Liputan6.com, California - Bulan, satelit alami Bumi, selalu memantulkan cahaya berwarna putih yang umumnya kita tahu sebagai pantulan sinar matahari. Namun, benarkah sepenuhnya demikian?
Astronom telah mengetahui tentang sinar misterius itu sejak (setidaknya) pada akhir 1960-an, ketika Barbara Middlehurst dan Patrick Moore meninjau literatur ilmiah dan menemukan hampir 400 laporan kejadian aneh yang terjadi di Bulan.
Advertisement
Daerah kecil di permukaan Bulan akan tiba-tiba menjadi lebih terang atau lebih gelap, tanpa penjelasan yang jelas. Survei para ilmuwan tentang penerangan dan peredupan tersebut, yang mereka sebut sebagai "lunar transient phenomena" sudah diterbitkan dalam jurnal Science pada 27 Januari 1967.
Tetapi kemudian, para astronom membalikkan kata-kata itu dan menyebutnya menjadi "transient lunar phenomena" atau "fenomena Bulan sementara".
"Cahaya yang dipancarkan biasanya berwarna kemerahan atau merah muda, kadang-kadang dengan penampilan yang 'berkilau'," tulis astronom AA Mills dalam jurnal Nature yang dipublikasikan pada Maret 1970.
"Warna tersebut dapat mencapai jarak 10 mil (16 kilometer) atau lebih di permukaan Bulan, dengan bintik-bintik yang lebih terang antara 3 sampai 5 kilometer, dan umumnya terkait dengan penutup fitur permukaan. Durasi rata-rata suatu peristiwa adalah sekitar 20 menit, tetapi mungkin bertahan sebentar-sebentar selama beberapa jam," lanjutnya, seperti dikutip dari Live Science, Minggu (2/5/2019).
Kerap Terjadi
Mills mencatat bahwa fenomena itu tidak meninggalkan bekas yang jelas di permukaan Bulan setelah kejadian tersebut berlalu.

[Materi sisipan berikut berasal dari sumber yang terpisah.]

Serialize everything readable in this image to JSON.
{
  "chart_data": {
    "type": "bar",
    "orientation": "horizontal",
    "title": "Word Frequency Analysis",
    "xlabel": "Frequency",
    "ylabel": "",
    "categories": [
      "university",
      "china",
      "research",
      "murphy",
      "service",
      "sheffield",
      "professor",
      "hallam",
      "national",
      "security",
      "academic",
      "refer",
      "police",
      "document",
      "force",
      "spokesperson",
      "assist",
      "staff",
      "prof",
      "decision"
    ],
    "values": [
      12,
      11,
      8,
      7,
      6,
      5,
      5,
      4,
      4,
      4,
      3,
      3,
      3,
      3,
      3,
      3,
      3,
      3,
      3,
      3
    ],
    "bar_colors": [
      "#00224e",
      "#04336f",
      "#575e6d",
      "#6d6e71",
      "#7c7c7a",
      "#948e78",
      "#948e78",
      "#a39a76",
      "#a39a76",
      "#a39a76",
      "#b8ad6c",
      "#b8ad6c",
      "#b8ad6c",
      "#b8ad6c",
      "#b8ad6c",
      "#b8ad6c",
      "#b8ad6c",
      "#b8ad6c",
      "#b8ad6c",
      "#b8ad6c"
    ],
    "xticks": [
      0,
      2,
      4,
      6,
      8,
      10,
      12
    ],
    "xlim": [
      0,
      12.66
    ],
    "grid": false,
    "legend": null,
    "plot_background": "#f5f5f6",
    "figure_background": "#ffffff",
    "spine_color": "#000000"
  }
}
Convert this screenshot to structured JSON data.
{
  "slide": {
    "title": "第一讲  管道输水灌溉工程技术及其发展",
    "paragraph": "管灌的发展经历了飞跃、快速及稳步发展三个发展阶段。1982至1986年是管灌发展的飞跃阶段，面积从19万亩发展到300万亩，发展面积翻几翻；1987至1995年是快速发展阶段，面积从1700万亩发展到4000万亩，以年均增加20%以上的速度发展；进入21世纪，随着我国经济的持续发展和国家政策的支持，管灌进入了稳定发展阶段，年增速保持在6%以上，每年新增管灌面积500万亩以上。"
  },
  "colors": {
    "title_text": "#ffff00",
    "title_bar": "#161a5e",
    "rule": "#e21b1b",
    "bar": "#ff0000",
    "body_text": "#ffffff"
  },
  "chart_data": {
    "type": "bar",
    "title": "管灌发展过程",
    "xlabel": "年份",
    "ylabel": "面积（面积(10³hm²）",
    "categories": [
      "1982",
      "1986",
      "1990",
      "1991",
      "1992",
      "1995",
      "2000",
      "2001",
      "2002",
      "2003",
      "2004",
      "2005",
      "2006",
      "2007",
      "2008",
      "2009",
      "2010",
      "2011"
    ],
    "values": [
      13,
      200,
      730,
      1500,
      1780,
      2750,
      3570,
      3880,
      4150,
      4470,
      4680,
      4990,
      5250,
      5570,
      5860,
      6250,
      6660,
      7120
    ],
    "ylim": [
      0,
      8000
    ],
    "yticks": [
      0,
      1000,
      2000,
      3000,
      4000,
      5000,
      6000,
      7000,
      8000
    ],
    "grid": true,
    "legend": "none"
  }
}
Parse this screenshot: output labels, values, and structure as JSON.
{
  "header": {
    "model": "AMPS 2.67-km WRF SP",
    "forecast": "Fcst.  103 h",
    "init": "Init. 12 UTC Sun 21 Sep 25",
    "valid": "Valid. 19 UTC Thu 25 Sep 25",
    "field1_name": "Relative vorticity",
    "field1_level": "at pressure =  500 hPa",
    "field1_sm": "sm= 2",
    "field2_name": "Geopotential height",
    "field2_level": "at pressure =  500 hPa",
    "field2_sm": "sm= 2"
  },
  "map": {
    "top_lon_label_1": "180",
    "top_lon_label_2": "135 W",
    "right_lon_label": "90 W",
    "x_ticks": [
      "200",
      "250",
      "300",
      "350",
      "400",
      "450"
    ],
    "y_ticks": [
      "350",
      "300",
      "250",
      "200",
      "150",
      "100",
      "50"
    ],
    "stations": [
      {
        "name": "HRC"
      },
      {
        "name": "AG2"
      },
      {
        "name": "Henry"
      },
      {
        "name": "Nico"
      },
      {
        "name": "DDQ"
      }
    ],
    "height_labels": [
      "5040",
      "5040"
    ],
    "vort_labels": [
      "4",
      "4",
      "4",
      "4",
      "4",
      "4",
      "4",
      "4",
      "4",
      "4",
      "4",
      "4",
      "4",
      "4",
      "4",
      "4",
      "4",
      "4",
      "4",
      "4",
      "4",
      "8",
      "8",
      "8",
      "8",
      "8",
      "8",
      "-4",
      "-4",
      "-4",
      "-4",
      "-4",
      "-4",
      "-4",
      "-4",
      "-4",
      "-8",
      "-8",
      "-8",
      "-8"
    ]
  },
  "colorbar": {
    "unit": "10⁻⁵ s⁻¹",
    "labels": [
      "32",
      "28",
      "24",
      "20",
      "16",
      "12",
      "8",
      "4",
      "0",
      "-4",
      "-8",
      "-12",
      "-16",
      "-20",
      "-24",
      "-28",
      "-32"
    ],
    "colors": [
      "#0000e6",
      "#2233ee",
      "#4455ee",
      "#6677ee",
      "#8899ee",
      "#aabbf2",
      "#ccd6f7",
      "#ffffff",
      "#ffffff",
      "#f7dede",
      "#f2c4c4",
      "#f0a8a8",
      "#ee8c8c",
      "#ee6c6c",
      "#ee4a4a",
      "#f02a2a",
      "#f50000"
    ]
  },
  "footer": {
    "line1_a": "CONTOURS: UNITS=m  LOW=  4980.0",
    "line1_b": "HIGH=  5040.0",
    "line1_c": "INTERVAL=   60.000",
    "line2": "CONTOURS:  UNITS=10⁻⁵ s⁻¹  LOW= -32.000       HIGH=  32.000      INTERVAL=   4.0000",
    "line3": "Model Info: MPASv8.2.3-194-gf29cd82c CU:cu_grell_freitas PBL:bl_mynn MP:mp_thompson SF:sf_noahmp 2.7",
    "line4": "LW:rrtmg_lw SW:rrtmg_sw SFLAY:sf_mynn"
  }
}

Transient lunar phenomena sekarang diketahui terjadi beberapa kali dalam seminggu. Tahun ini, sebuah tim astronom kembali melakukan tugas untuk mencari tahu tentang itu, dengan sebuah observatorium yang dirancang khusus.
Instrumen baru tersebut mengamati Bulan secara konstan menggunakan dua kamera yang terletak sejauh 60 mil (100 km) di utara Seville, Spanyol. Ketika kedua kamera melihat cahaya putih di Bulan, alat ini akan langsung merekamnya dalam bentuk foto dan video dengan resolusi tinggi.
Kemudian, hasilnya akan dikirim via email ke Julius-Maximilians-Universität Würzburg (JMU) di Bavaria, Jerman, yang mengoperasikan teleskop.
Advertisement
Belum Sempurna
Meski demikian, observatorium itu masih berada dalam tahap pengembangan dengan perbaikan yang berkelanjutan untuk perangkat lunaknya, sejak beroperasi secara daring pada April 2019.
"Aktivitas seismik juga diamati di Bulan. Ketika permukaan bergerak, gas yang memantulkan sinar matahari bisa lepas dari bagian dalam Bulan," ujar Hakan Kayal, seorang peneliti di JMU dan kepala proyek teleskop.
"Teleskop ini diharapkan mampu menjelaskan fenomena Bulan yang terus bercahaya, beberapa di antaranya berlangsung berjam-jam," imbuhnya.
Kayal menambahkan, mengingat rencana NASA dan lembaga antariksa lain di dunia yang saat ini sendang gencar ingin mendirikan pangkalan di Bulan, maka penting untuk mengetahui apa yang terjadi di satelit alami Bumi tersebut, sehingga orang-orang yang tinggal di sana dapat benar-benar siap untuk menghadapi lingkungan aneh.